Problems

1. (10 points) Textbook problem 4.2
2. (10 points) Textbook problem 4.6. Express your answers using choose and/or summation notation. There's no need to compute numerical answers.
3. (10 points) Textbook problem 4.7
4. (10 points) A student invests on three risky projects. He will spend $100 on each project. Let S1, S2 and S3 be the events that the first, second and third project respectively return some money. Suppose all events are mutually independent and \( p_1 = P(S1)=0.2 \) and \( S1 \) returns $1000, \( p_2 = P(S2)=0.3 \) and \( S2 \) returns $500, \( p_3 = P(S3)=0.6 \) and \( S3 \) returns $200. Let \(W \) be the random variable that represents the student's net returns in dollars.
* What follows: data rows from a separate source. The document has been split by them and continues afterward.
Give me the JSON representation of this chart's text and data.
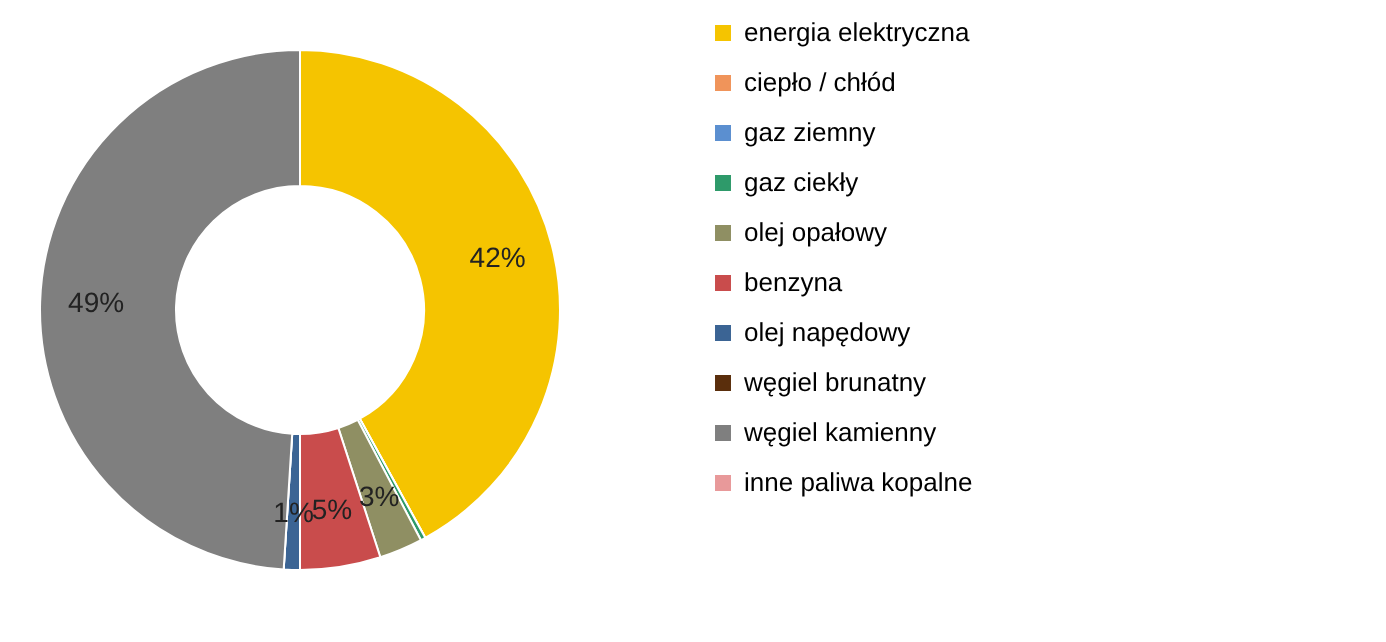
{
  "chart_data": {
    "type": "donut",
    "categories": [
      "energia elektryczna",
      "ciepło / chłód",
      "gaz ziemny",
      "gaz ciekły",
      "olej opałowy",
      "benzyna",
      "olej napędowy",
      "węgiel brunatny",
      "węgiel kamienny",
      "inne paliwa kopalne"
    ],
    "values": [
      42,
      0,
      0,
      0.3,
      2.7,
      5,
      1,
      0,
      49,
      0
    ],
    "value_labels": [
      "42%",
      null,
      null,
      null,
      "3%",
      "5%",
      "1%",
      null,
      "49%",
      null
    ],
    "colors": [
      "#f5c400",
      "#f0945a",
      "#5b8fd0",
      "#2e9a6a",
      "#8f8f63",
      "#c94c4c",
      "#3b6494",
      "#5a2e0c",
      "#7f7f7f",
      "#e8999a"
    ],
    "legend": "right"
  }
}
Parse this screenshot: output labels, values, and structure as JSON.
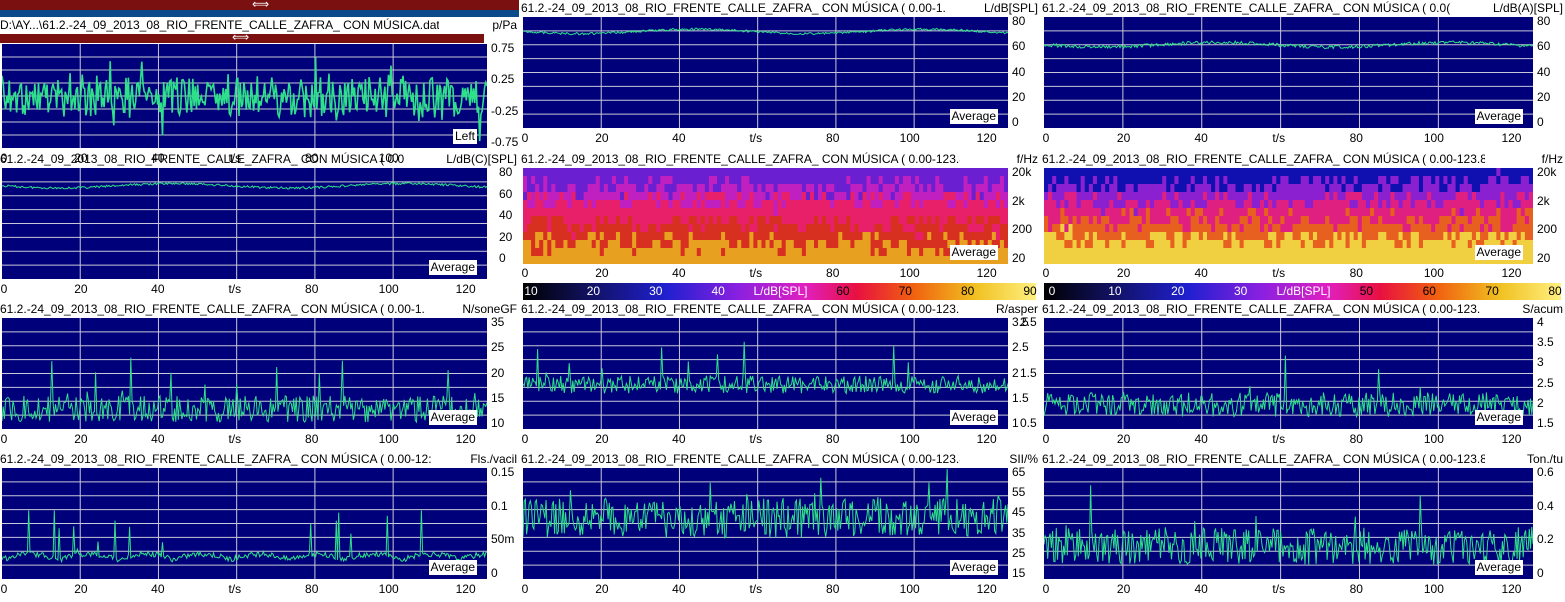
{
  "panels": [
    {
      "id": "p1",
      "title": "D:\\AY...\\61.2.-24_09_2013_08_RIO_FRENTE_CALLE_ZAFRA_ CON MÚSICA.dat",
      "unit": "p/Pa",
      "yticks": [
        "0.75",
        "0.25",
        "-0.25",
        "-0.75"
      ],
      "xticks": [
        "0",
        "20",
        "40",
        "t/s",
        "80",
        "100",
        "120"
      ],
      "label": "Left",
      "kind": "wave",
      "color": "#2fe08a"
    },
    {
      "id": "p2",
      "title": "61.2.-24_09_2013_08_RIO_FRENTE_CALLE_ZAFRA_ CON MÚSICA ( 0.00-1.",
      "unit": "L/dB[SPL]",
      "yticks": [
        "80",
        "60",
        "40",
        "20",
        "0"
      ],
      "xticks": [
        "0",
        "20",
        "40",
        "t/s",
        "80",
        "100",
        "120"
      ],
      "label": "Average",
      "kind": "line",
      "color": "#2fe08a",
      "level": 0.13,
      "noise": 0.02
    },
    {
      "id": "p3",
      "title": "61.2.-24_09_2013_08_RIO_FRENTE_CALLE_ZAFRA_ CON MÚSICA ( 0.0(",
      "unit": "L/dB(A)[SPL]",
      "yticks": [
        "80",
        "60",
        "40",
        "20",
        "0"
      ],
      "xticks": [
        "0",
        "20",
        "40",
        "t/s",
        "80",
        "100",
        "120"
      ],
      "label": "Average",
      "kind": "line",
      "color": "#2fe08a",
      "level": 0.25,
      "noise": 0.03
    },
    {
      "id": "p4",
      "title": "61.2.-24_09_2013_08_RIO_FRENTE_CALLE_ZAFRA_ CON MÚSICA ( 0.0",
      "unit": "L/dB(C)[SPL]",
      "yticks": [],
      "xticks": [
        "0",
        "20",
        "40",
        "t/s",
        "80",
        "100",
        "120"
      ],
      "label": "Average",
      "kind": "line",
      "color": "#2fe08a",
      "level": 0.16,
      "noise": 0.02
    },
    {
      "id": "p5",
      "title": "61.2.-24_09_2013_08_RIO_FRENTE_CALLE_ZAFRA_ CON MÚSICA ( 0.00-123.83",
      "unit": "f/Hz",
      "yticks": [
        "20k",
        "2k",
        "200",
        "20"
      ],
      "leftticks": [
        "80",
        "60",
        "40",
        "20",
        "0"
      ],
      "xticks": [
        "0",
        "20",
        "40",
        "t/s",
        "80",
        "100",
        "120"
      ],
      "label": "Average",
      "kind": "spec",
      "cbar": [
        "10",
        "20",
        "30",
        "40",
        "L/dB[SPL]",
        "60",
        "70",
        "80",
        "90"
      ]
    },
    {
      "id": "p6",
      "title": "61.2.-24_09_2013_08_RIO_FRENTE_CALLE_ZAFRA_ CON MÚSICA ( 0.00-123.83",
      "unit": "f/Hz",
      "yticks": [
        "20k",
        "2k",
        "200",
        "20"
      ],
      "xticks": [
        "0",
        "20",
        "40",
        "t/s",
        "80",
        "100",
        "120"
      ],
      "label": "Average",
      "kind": "spec2",
      "cbar": [
        "0",
        "10",
        "20",
        "30",
        "L/dB[SPL]",
        "50",
        "60",
        "70",
        "80"
      ]
    },
    {
      "id": "p7",
      "title": "61.2.-24_09_2013_08_RIO_FRENTE_CALLE_ZAFRA_ CON MÚSICA ( 0.00-1.",
      "unit": "N/soneGF",
      "yticks": [
        "35",
        "25",
        "20",
        "15",
        "10"
      ],
      "xticks": [
        "0",
        "20",
        "40",
        "t/s",
        "80",
        "100",
        "120"
      ],
      "label": "Average",
      "kind": "noisy",
      "color": "#2fe08a",
      "level": 0.82,
      "noise": 0.12
    },
    {
      "id": "p8",
      "title": "61.2.-24_09_2013_08_RIO_FRENTE_CALLE_ZAFRA_ CON MÚSICA ( 0.00-123.",
      "unit": "R/asper",
      "yticks": [
        "3.5",
        "2.5",
        "2",
        "1.5",
        "1"
      ],
      "xticks": [
        "0",
        "20",
        "40",
        "t/s",
        "80",
        "100",
        "120"
      ],
      "label": "Average",
      "kind": "noisy",
      "color": "#2fe08a",
      "level": 0.6,
      "noise": 0.08
    },
    {
      "id": "p9",
      "title": "61.2.-24_09_2013_08_RIO_FRENTE_CALLE_ZAFRA_ CON MÚSICA ( 0.00-123.",
      "unit": "S/acum",
      "yticks": [
        "4",
        "3.5",
        "3",
        "2.5",
        "2",
        "1.5"
      ],
      "leftticks": [
        "2.5",
        "1.5",
        "0.5"
      ],
      "xticks": [
        "0",
        "20",
        "40",
        "t/s",
        "80",
        "100",
        "120"
      ],
      "label": "Average",
      "kind": "noisy",
      "color": "#2fe08a",
      "level": 0.78,
      "noise": 0.11
    },
    {
      "id": "p10",
      "title": "61.2.-24_09_2013_08_RIO_FRENTE_CALLE_ZAFRA_ CON MÚSICA ( 0.00-12:",
      "unit": "Fls./vacil",
      "yticks": [
        "0.15",
        "0.1",
        "50m",
        "0"
      ],
      "xticks": [
        "0",
        "20",
        "40",
        "t/s",
        "80",
        "100",
        "120"
      ],
      "label": "Average",
      "kind": "peaks",
      "color": "#2fe08a",
      "level": 0.85,
      "noise": 0.05
    },
    {
      "id": "p11",
      "title": "61.2.-24_09_2013_08_RIO_FRENTE_CALLE_ZAFRA_ CON MÚSICA ( 0.00-123.83",
      "unit": "SII/%",
      "yticks": [
        "65",
        "55",
        "45",
        "35",
        "25",
        "15"
      ],
      "xticks": [
        "0",
        "20",
        "40",
        "t/s",
        "80",
        "100",
        "120"
      ],
      "label": "Average",
      "kind": "noisy",
      "color": "#2fe08a",
      "level": 0.45,
      "noise": 0.18
    },
    {
      "id": "p12",
      "title": "61.2.-24_09_2013_08_RIO_FRENTE_CALLE_ZAFRA_ CON MÚSICA ( 0.00-123.8",
      "unit": "Ton./tu",
      "yticks": [
        "0.6",
        "0.4",
        "0.2",
        "0"
      ],
      "xticks": [
        "0",
        "20",
        "40",
        "t/s",
        "80",
        "100",
        "120"
      ],
      "label": "Average",
      "kind": "noisy",
      "color": "#2fe08a",
      "level": 0.7,
      "noise": 0.17
    }
  ],
  "colors": {
    "plot_bg": "#00007a",
    "grid": "#c8c8d8",
    "trace": "#2fe08a",
    "window_bar": "#7a1010"
  }
}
   1. Calculate the possible values for \(W \) and the corresponding probabilities
   2. What is the expected value of the winnings, \(E[W] \) ?
5. (10 points) Textbook problem 4.23. Do both parts of this problem. For part (b) of this problem, simulate with \( N = 10^5 \) trials and submit your answer as a graph (plot) of a function of \( p \) where \( p = 0.1, 0.2, \ldots, 0.9, 1 \). Submit your code for this problem by pasting it in your pdf, not in a separate file.
6. (2 extra points) Textbook problem 4.14.